The November 27, 2020 amendments were adopted in the middle of an alarming rush of executions by the previous administration. Ending a 17-year moratorium on the federal death penalty, the prior administration executed 12 men and one woman in the space of six months—exceeding the number of individuals who had been executed under the federal death penalty over the prior seven decades. The November 27, 2020 amendments—promulgated by an outgoing administration in the middle of a surge of executions—were clearly part of an effort to facilitate that surge, and as such the amendments as a whole are so irreparably tainted that they should not remain in place.
While all of the amendments should be rescinded, three in particular are troubling. The first is the addition of 28 C.F.R. 26.1(b), which states “Where applicable law conflicts with any provision of this part [i.e. Part 26, Death Sentences Procedures], the Attorney General may vary from that provision to the extent necessary to comply with the applicable law.” This provision inappropriately vests the Attorney General with an unsupervised, purportedly unreviewable power to disregard any regulation involving the federal death penalty when, in his or her sole determination, such deviation is “necessary” to comply with “applicable law.”
The second is the addition of 28 C.F.R. 26.1(c), which states that any task or duty assigned to any officer or employee of DOJ under Part 26 may be delegated by the Attorney General to any other DOJ officer or employee. This directly conflicts with 18 U.S.C. §§ 3596(a) and 3597(a), through which Congress vested exclusive authority for the implementation of death sentences and supervision of executions in a United States Marshal.

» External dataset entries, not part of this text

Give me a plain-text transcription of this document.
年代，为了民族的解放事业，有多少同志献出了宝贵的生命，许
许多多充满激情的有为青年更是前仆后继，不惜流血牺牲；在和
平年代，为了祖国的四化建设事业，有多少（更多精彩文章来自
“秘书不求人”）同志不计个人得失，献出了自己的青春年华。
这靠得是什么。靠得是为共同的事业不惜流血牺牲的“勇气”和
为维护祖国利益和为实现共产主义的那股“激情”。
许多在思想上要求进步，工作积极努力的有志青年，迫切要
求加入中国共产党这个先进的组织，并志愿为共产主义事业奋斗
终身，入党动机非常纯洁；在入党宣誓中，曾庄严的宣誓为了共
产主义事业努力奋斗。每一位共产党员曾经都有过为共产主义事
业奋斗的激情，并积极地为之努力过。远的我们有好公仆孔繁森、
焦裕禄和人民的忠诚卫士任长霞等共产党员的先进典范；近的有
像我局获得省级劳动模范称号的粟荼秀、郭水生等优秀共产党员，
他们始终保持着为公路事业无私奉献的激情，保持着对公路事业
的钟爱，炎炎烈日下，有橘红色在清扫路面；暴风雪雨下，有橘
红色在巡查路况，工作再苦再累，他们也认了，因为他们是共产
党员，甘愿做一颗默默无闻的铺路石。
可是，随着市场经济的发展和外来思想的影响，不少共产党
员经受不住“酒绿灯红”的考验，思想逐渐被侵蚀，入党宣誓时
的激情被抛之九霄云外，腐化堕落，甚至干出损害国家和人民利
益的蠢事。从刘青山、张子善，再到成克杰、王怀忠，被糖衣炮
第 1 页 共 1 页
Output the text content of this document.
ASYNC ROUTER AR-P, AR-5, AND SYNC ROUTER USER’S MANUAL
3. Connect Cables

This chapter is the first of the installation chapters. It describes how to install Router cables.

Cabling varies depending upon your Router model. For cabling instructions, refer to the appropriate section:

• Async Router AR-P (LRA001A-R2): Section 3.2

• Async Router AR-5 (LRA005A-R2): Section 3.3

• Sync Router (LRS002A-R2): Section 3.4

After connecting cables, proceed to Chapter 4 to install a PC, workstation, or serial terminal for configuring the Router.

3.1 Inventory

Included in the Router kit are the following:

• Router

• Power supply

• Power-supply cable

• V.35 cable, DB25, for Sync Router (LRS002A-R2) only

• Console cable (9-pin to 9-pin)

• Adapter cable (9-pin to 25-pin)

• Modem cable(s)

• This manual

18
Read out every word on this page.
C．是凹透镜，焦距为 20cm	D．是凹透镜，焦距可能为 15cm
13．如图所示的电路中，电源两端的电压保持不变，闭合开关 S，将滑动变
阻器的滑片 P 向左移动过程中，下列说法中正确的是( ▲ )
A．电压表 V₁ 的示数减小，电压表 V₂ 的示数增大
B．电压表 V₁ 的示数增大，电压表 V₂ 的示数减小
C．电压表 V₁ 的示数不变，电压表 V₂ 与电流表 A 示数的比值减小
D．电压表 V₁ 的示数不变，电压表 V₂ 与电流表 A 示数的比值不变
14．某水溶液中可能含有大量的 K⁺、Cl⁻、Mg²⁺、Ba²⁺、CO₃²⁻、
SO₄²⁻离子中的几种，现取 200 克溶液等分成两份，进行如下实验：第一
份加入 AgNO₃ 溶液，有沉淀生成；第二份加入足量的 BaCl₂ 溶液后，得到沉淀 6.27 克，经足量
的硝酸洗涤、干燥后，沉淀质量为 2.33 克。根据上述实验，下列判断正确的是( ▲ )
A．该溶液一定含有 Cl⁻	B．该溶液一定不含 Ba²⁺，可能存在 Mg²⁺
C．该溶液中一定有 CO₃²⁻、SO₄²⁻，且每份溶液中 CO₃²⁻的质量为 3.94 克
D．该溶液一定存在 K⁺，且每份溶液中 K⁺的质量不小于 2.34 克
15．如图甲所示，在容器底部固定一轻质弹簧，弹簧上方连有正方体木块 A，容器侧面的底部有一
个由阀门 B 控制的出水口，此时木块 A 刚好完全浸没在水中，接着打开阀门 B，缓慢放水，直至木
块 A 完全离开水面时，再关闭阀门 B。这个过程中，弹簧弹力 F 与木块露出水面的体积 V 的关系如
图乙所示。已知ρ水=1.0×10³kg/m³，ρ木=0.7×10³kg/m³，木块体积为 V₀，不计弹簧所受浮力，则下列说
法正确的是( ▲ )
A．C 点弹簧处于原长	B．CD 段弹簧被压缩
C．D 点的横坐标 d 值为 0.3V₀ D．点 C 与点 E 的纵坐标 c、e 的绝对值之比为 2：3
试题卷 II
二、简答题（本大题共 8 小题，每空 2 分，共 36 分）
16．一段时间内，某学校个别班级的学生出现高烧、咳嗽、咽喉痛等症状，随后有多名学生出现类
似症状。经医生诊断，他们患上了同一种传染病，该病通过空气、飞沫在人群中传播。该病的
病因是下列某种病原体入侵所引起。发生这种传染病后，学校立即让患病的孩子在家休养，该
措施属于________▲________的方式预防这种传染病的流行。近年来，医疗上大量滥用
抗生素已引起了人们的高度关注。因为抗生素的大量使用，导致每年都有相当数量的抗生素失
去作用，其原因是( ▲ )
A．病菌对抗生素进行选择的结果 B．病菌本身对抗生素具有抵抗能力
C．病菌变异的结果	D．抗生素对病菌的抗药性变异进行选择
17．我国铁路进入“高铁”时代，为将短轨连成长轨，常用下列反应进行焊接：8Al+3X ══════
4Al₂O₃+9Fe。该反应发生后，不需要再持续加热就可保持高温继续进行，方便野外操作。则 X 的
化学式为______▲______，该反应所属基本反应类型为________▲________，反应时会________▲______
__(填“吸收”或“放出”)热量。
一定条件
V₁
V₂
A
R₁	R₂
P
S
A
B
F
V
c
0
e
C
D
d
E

The third is the repeal of former 28 C.F.R. 26.2, which required the government to submit a proposed Judgment and Order containing specified provisions. Among other matters, it was this Judgment and Order which, when entered by the sentencing court, authorized the Director of the Bureau of Prisons (BOP) to set an execution date. BOP’s authority to set an execution date derives solely from a federal court’s exclusive authority to impose and implement a death sentence. Allowing BOP to set an execution date on its own, free from judicial oversight, violates the separation of powers between the Judicial and Executive branches of government. Such judicial oversight is of particular importance because, under 18 U.S.C. § 3596(a), “A person who has been sentenced to death pursuant to this chapter shall be committed to the custody of the Attorney General until exhaustion of the procedures for appeal of the judgment of conviction and for review of the sentence.” Repeal of § 26.2 eliminated judicial oversight over the determination of whether an individual sentenced to death has in fact exhausted judicial remedies such that an execution date can be set. Instead, the Attorney General may now make that determination unilaterally and without oversight.
All of the November 27, 2020 amendments—including the three aforementioned ones – should be rescinded.
Last year, we commended you for your decision to impose a moratorium on federal executions while the current review of death penalty policies and procedures is pending. As your memorandum announcing the moratorium recognized, there are serious concerns about arbitrariness in the application of the death penalty, the disparate impact of the death penalty on people of color, and the alarming number of exonerations of individuals previously sentenced to death.
These concerns justified halting the use of the death penalty during the review process. They equally support halting its use permanently. In addition to rescinding the November 27, 2020 amendments, we urge you to keep in place the current moratorium on federal executions, including withdrawing all pending death notices and authorizing no new death notices. The time for this action has come.
Thank you for your consideration of this comment.